Your lawyer will conduct your direct examination and present all the facts in your case. She will ask you questions about the courtship, your marriage, the children, the troubles in your marriage, and the separation.

Then, she will ask questions about your income, property, and legal fees. She will ask about getting a name change if you want one.

Your spouse’s lawyer has the right to object to testimony that violates the rules of evidence, and the judge will rule on the objection. Then, you may continue to testify.

Cross-Examination

During the subsequent cross-examination, your spouse’s attorney can ask you questions about anything you said on direct examination.

Redirect Examination

Your attorney will have a chance during the redirect examination to question you again about anything you said on cross-examination that wasn’t clear or needs to be explained.

Other Witnesses

Your lawyer will call your other witnesses and they will be examined one by one by your lawyer and your spouse’s lawyer with direct, cross-, and redirect examination.
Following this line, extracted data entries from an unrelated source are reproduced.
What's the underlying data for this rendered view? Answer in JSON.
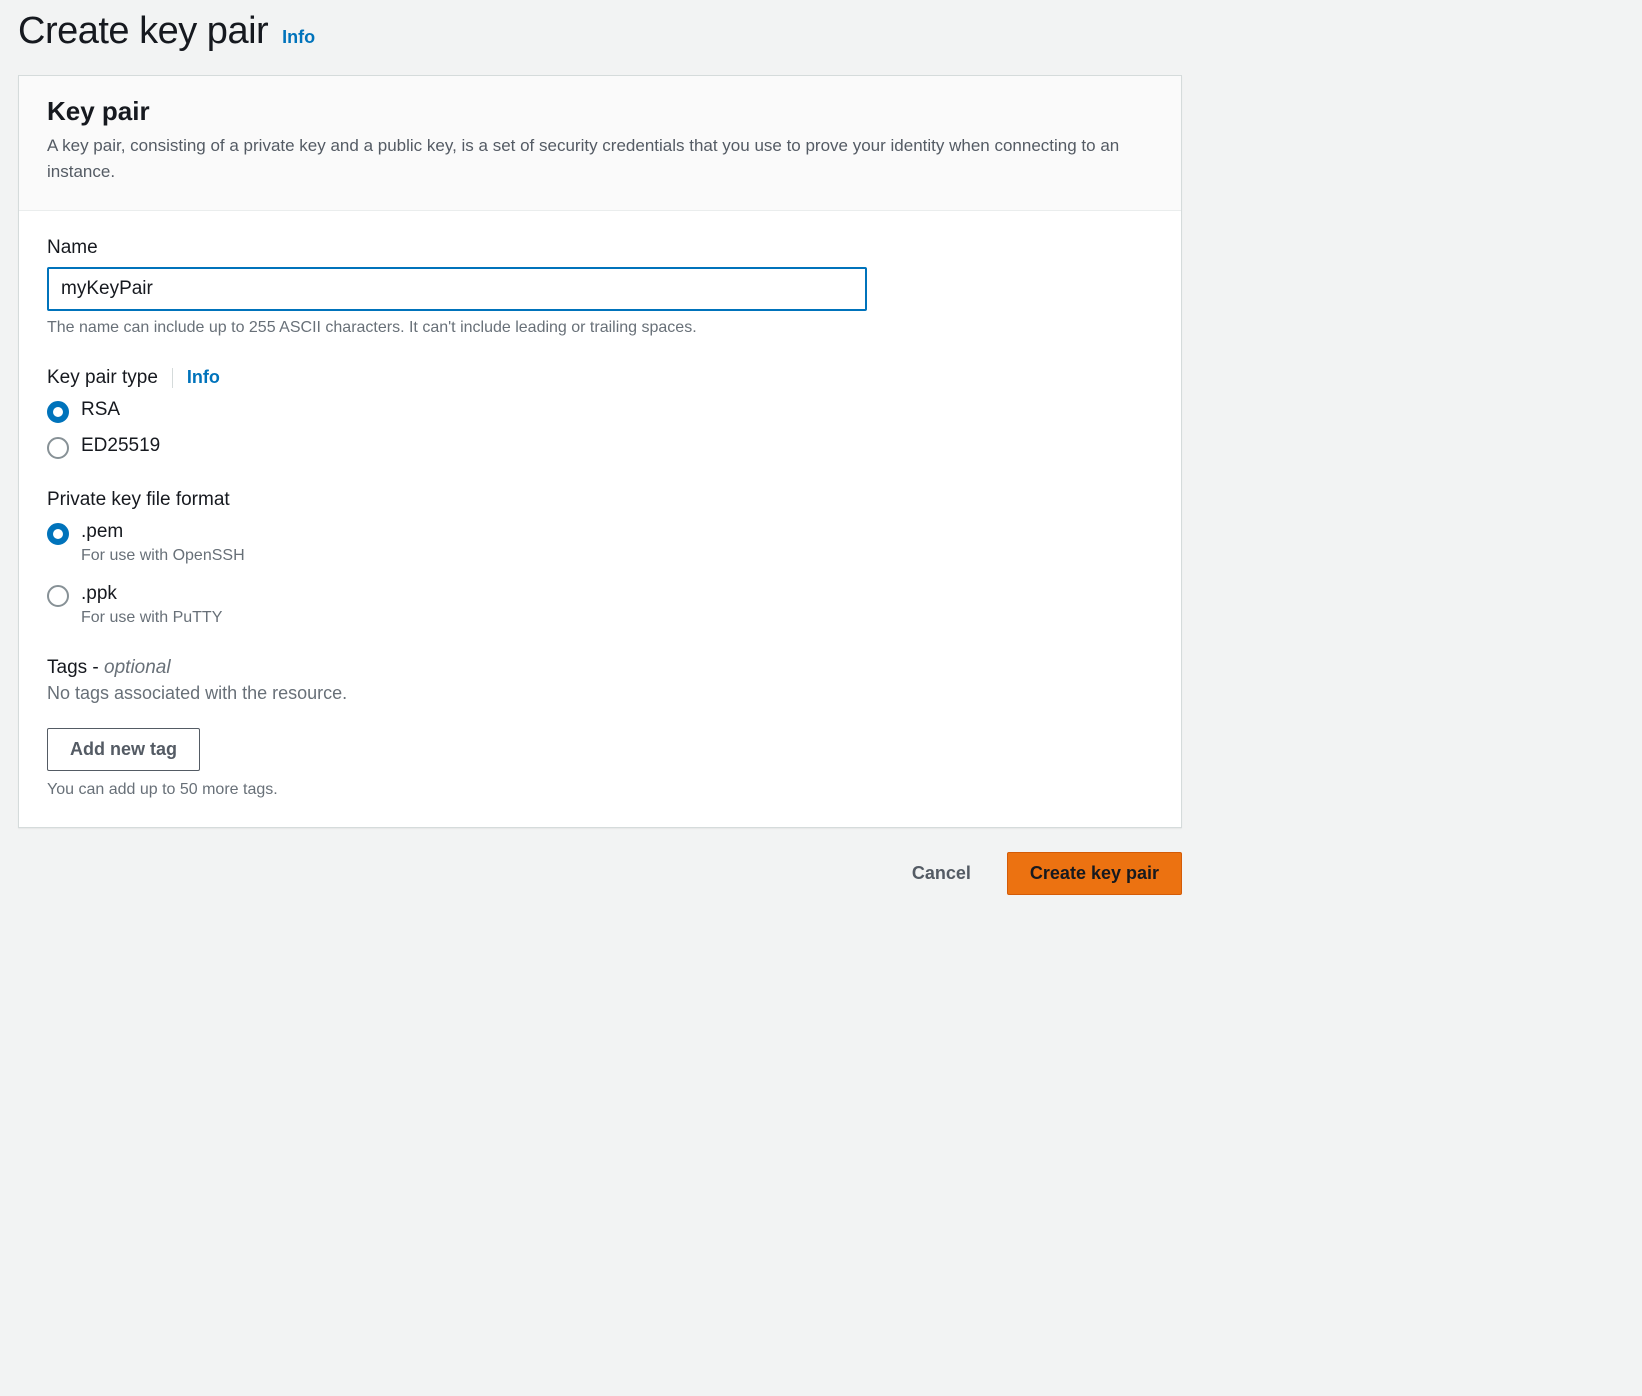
{
  "header": {
    "title": "Create key pair",
    "info_label": "Info"
  },
  "panel": {
    "title": "Key pair",
    "description": "A key pair, consisting of a private key and a public key, is a set of security credentials that you use to prove your identity when connecting to an instance."
  },
  "name_field": {
    "label": "Name",
    "value": "myKeyPair",
    "hint": "The name can include up to 255 ASCII characters. It can't include leading or trailing spaces."
  },
  "type_field": {
    "label": "Key pair type",
    "info_label": "Info",
    "options": [
      {
        "label": "RSA",
        "selected": true
      },
      {
        "label": "ED25519",
        "selected": false
      }
    ]
  },
  "format_field": {
    "label": "Private key file format",
    "options": [
      {
        "label": ".pem",
        "desc": "For use with OpenSSH",
        "selected": true
      },
      {
        "label": ".ppk",
        "desc": "For use with PuTTY",
        "selected": false
      }
    ]
  },
  "tags_field": {
    "label": "Tags - ",
    "optional_label": "optional",
    "empty_text": "No tags associated with the resource.",
    "add_button": "Add new tag",
    "limit_text": "You can add up to 50 more tags."
  },
  "footer": {
    "cancel": "Cancel",
    "submit": "Create key pair"
  }
}
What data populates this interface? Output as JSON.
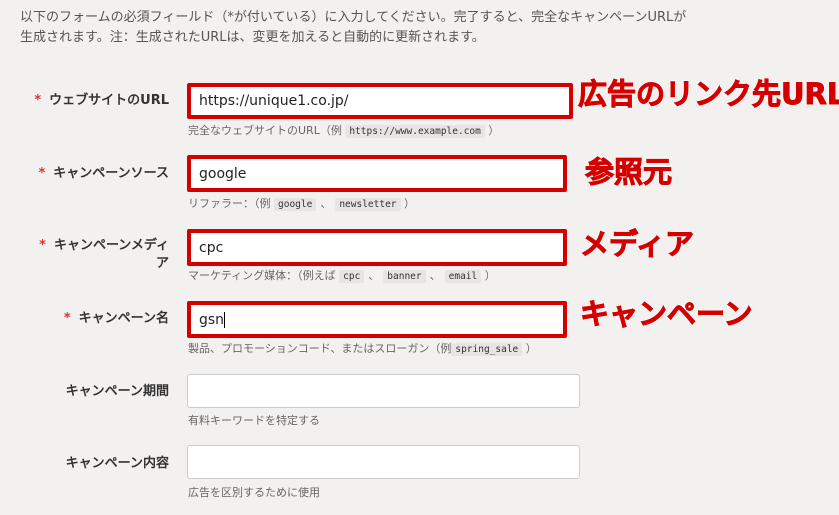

Expert witnesses will be qualified and testify as to their opinions. (To qualify an expert, your lawyer will call the expert to the stand and ask him questions about his education and experience and then ask the court to approve his qualification as an expert.) If alimony or child support are issues in your case, then you will need to present evidence of your spouse's income. Sometimes the only way to do this is by calling your spouse as the last witness in your case only for this purpose. Then the plaintiff rests.

Defendant’s Case

Now, it is your spouse’s turn to present his case. His lawyer will ask him questions on direct examination and your lawyer will have a chance to cross-examine him. The case will proceed as yours did until the defendant rests.

Rebuttal

The plaintiff may call additional witnesses to rebut any evidence that came up in the defendant’s case and which was not addressed in the plaintiff’s case. Likewise, the defendant may call witnesses to rebut what the plaintiff’s witnesses say.

Closing Arguments

At the conclusion of the trial, the lawyers are permitted to make closing arguments to the judge. They will direct the judge’s attention to that evidence and law that favors what their client is asking for. The plaintiff’s lawyer goes first and then the defendant’s lawyer, and the plaintiff’s lawyer is allowed to respond to what the defendant’s lawyer says.

Decision

The judge may announce a decision immediately or take the case under advisement and issue a decision on a later date. The court’s decision is your decree of divorce. If you are dissatisfied with the result, you have a short amount of time to file a motion for reconsideration or a notice of appeal. A motion for reconsideration will be ruled on by the same judge who tried your case. An appeal will be decided by a panel of different judges.

Summary

Divorce-trial procedure consists of several hearings and meetings. The discovery procedures are used to avoid surprises at trial and encourage settlement. Everything you have learned in this book comes together at the trial. In the next chapter, I will discuss the latest developments in family law involving same-sex couples, and the last chapter will deal with postdivorce issues.